Residents near stadium site fear for neighborhoods State is unlikely to help with parking, trash, traffic

February 22, 1996|By Jonathan Bor | Jonathan Bor,SUN STAFF

As a downtown football stadium moves closer to reality, residents of nearby streets are demanding remedies to the trash, noise, traffic and parking problems they said will plague their southwest neighborhoods when the game returns to Baltimore.

About 70 residents of Pigtown, Washington Village, Ridgely's Delight and other communities gathered in a church basement last night to voice concerns about the negative impact of football crowds -- and to demand some of the stadium jobs and beautification projects.

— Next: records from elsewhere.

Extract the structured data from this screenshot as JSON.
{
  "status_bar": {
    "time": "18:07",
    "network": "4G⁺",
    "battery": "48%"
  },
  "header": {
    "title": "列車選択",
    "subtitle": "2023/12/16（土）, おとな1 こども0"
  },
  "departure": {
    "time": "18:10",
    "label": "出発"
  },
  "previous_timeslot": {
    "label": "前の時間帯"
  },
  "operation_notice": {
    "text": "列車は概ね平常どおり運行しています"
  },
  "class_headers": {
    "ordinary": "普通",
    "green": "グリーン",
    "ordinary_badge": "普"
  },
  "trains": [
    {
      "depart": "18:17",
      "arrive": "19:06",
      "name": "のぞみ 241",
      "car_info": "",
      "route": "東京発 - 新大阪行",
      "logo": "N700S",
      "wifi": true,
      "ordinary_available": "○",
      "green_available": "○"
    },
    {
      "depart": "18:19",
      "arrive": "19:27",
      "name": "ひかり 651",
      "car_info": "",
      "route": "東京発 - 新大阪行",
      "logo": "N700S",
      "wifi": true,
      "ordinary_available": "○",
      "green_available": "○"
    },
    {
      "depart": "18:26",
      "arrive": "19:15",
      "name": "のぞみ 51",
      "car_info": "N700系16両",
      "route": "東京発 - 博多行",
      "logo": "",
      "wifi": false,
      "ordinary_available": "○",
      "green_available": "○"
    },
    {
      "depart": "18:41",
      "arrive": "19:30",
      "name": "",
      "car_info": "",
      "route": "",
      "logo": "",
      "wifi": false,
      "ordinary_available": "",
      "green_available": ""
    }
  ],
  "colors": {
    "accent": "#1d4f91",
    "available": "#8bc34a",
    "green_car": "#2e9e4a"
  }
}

"You can beautify all you want, but it'll be like Yankee Stadium," said Victoria Hopwood-Bruns, president of the Washington Village Improvement Association. "You'll have to drive through a slum to get to it."

The meeting was held at St. Jerome Hall on West Hamburg Street.

Community to be involved

Bruce H. Hoffman, executive director of the Maryland Stadium Authority and an invited guest, said a planning council will involve community leaders in decisions about parking, traffic, landscaping and stadium architecture.

He said he doesn't expect major parking or traffic snarls on residential streets because many season ticket plans will be packaged with parking permits for garages north of Pratt Street.

A light rail stop will be built next to the football stadium, while people taking the MARC train will use the platform adjacent to Oriole Park at Camden Yards.

The football stadium will be just south of Oriole Park.

Mr. Hoffman said he will make every effort to hire local residents for stadium jobs as they become available.

But he made no promises about direct aid to nearby communities, many of which are struggling with decayed housing, poor schools, litter and drugs.

'Impact fee' sought

He did not directly answer calls by Christopher Bruns, secretary of the Washington Village association, to pay an "impact fee" that neighborhoods could use for schools or neighborhood repairs.

Mr. Bruns said the community has not benefited from the money spent at the Orioles baseball stadium, and he was disappointed that the Maryland Stadium Authority has not offered money to help neighborhoods cope with problems related to sports crowds and to long-standing economic woes.

"We expect you to treat residents of the neighborhoods with at least as much respect and concern as you've shown the visitors of Camden Yards," Mr. Bruns said.

After the meeting, Mr. Hoffman said any aid would have to be authorized by the legislature. But he wasn't optimistic.

"These are problems they have with and without us," Mr. Hoffman said.